I think that almost everybody (except maybe Linus Torvalds) agrees that source control is critical to software development. For all its other shortcomings, the Joel Test has source control right at the top of the list.

What has strikes me, however, is how little concern is normally given to source control of the database. Especially if one is not using an In-Memory Model, your database is critical to the correct functioning of the code. Yet I rarely hear about shops that control change to the database in the same way they control changes to the code.

I'm not talking about changes to the data housed by the database (analogous to instance changes in the running code), but changes to the structure of the database. I can remember countless times where all of a sudden, our application would stop working. It turns out someone applied a database change directly on production. Other cases include asking "what changed in the database between version 1.1 and 1.2 of the system", "what do we need to do to the database when we release this version" and "what do I need to do to run a previous version of the software"? These questions are difficult to answer accurately without all change to the database being controlled just like all other changes to the code.

At work, we have spent a substantial amount of time working to bring the database in line with solid change control for almost a year. We are finally at the point where the code is able to detect the version of the database it is running on, and is able to either upgrade the version or roll it back to a previous version depending on what version of the code is currently running. The only changes that are applied are those that have been checked-in to the code repository as being required to run on the next release of the software.

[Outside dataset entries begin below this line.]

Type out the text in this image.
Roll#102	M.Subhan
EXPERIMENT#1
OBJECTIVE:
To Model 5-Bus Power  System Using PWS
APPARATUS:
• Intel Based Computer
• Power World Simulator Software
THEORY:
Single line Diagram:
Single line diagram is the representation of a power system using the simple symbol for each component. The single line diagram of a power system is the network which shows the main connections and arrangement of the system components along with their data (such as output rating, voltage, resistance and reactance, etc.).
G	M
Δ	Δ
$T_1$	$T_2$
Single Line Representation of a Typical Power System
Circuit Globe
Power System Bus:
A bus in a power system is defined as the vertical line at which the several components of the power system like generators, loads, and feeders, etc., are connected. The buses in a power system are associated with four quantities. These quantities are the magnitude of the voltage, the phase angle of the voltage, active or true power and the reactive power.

We have found that controlling change in this way provides all the same benefits source control for our code provides. And in the end, doesn't this make sense? Doesn't it defy logic that part of our code should be controlled, while part of it (db schema) should not be? Now our database acts just like our code: changes are logged historically, changes are fully tested, changes are applied once per release on production, and the only changes made are those that are fully automated.

Like code source control, I will never look back.